In the summer of 1974, we went on a camping trip, my bike in tow. I can't recall the exact mileage at that point, but I knew it was nearing that nice, round number of 600 miles. I began riding my bike through the campground and reporting back the odometer reading to my family, though they were not terribly interested in my real-time updates. When my odometer neared 600, I couldn't do anything else but ride, ride, ride. Back in the saddle I went, wanting desperately to reach 600 miles. Through the campground, to the campground store, back to the campsite, to the bathroom, to the park registration office, to the bathroom again, for good measure. Anything to inch closer to that magical mark.

And when I finally reached my goal one lazy summer afternoon in an Indiana campground, I jumped off my bike at our campsite, ran over to the picnic table and shouted, "I reached 600 miles! I reached 600 miles!"

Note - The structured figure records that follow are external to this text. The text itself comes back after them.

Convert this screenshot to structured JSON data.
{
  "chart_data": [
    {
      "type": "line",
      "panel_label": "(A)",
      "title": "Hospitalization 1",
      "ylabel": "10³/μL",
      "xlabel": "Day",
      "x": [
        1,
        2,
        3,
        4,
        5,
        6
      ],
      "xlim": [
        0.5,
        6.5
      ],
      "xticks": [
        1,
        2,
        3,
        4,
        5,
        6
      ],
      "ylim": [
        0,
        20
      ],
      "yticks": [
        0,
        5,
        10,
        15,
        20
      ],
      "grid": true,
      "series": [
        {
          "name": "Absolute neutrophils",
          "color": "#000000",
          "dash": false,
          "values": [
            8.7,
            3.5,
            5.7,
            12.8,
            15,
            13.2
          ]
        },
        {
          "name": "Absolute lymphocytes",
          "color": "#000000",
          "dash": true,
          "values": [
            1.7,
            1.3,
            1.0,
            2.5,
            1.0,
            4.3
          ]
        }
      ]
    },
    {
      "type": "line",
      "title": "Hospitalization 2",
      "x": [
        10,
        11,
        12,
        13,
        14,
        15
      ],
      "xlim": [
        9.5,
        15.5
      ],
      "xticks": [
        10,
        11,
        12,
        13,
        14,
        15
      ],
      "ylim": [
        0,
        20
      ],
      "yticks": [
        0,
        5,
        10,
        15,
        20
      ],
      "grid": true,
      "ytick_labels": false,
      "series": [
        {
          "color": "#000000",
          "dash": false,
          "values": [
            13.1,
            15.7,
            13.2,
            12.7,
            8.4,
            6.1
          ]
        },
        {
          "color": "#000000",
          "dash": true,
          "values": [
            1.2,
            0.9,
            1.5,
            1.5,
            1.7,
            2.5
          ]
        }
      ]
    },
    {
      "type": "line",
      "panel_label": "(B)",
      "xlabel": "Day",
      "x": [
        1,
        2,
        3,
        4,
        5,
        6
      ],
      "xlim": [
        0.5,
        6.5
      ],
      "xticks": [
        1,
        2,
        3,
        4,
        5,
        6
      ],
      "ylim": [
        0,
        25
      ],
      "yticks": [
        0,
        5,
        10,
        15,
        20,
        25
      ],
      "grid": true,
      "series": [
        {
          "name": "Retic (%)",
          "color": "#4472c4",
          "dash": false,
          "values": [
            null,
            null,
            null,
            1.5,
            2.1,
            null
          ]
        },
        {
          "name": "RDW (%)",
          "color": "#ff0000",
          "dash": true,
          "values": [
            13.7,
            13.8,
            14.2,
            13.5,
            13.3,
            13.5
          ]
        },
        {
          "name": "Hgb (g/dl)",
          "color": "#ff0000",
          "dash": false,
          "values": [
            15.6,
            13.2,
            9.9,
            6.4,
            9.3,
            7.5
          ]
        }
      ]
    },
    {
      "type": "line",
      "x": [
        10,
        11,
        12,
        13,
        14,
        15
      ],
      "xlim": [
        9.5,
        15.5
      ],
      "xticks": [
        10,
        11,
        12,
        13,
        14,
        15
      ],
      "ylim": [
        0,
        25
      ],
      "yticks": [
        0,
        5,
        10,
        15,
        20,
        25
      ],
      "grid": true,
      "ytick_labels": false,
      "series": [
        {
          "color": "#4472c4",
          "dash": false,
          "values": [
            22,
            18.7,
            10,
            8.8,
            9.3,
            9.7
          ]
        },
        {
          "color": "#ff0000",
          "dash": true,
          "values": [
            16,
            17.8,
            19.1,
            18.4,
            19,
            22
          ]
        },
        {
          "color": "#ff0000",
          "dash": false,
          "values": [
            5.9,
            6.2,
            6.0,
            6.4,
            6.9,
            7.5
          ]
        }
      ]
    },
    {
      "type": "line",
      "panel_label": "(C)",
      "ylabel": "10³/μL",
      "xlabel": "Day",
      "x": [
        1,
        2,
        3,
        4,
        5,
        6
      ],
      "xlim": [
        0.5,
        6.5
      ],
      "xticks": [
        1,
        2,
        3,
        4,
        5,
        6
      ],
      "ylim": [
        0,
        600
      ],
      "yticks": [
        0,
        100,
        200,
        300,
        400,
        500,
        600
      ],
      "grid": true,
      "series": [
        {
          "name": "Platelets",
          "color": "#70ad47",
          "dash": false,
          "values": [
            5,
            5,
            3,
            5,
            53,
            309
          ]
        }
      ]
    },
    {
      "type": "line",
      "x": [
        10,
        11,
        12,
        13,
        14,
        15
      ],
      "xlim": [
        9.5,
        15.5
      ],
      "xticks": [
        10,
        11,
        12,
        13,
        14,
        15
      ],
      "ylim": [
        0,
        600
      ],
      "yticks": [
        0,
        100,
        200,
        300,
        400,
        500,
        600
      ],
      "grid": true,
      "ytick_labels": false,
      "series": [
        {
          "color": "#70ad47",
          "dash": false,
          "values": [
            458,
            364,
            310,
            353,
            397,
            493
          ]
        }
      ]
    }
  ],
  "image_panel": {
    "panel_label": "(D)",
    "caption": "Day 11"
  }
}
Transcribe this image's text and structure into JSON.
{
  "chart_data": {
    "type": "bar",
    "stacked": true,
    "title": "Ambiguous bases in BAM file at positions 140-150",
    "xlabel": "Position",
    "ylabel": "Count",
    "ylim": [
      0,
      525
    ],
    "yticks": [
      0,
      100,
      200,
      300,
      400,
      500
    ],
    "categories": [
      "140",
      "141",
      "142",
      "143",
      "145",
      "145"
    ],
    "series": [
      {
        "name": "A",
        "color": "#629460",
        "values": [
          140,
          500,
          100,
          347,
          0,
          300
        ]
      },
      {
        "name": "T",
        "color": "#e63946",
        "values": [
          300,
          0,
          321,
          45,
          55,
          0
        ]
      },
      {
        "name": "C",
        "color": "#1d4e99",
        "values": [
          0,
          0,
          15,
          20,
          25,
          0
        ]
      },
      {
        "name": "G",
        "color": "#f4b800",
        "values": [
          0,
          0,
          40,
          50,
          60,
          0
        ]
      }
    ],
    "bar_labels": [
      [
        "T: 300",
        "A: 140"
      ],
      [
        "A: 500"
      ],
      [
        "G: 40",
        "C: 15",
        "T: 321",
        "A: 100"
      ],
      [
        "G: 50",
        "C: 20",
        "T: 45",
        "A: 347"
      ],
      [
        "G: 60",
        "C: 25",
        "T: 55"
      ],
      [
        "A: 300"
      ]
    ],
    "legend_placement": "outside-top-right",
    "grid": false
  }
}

Once verified by skeptical eyes, an impromptu party ensued for this monumental occasion: Mom made me a triangular hat from that day's newspaper. She fashioned a beach towel into a cape and secured it loosely around my neck with a clothespin, and everyone in my family grabbed pots and pans and banged them with wooden spoons at our campsite. Dad, our erstwhile family cameraman, was live on the scene to take 8-mm footage. He also took a photo of me next to my bike as I beamed with pride.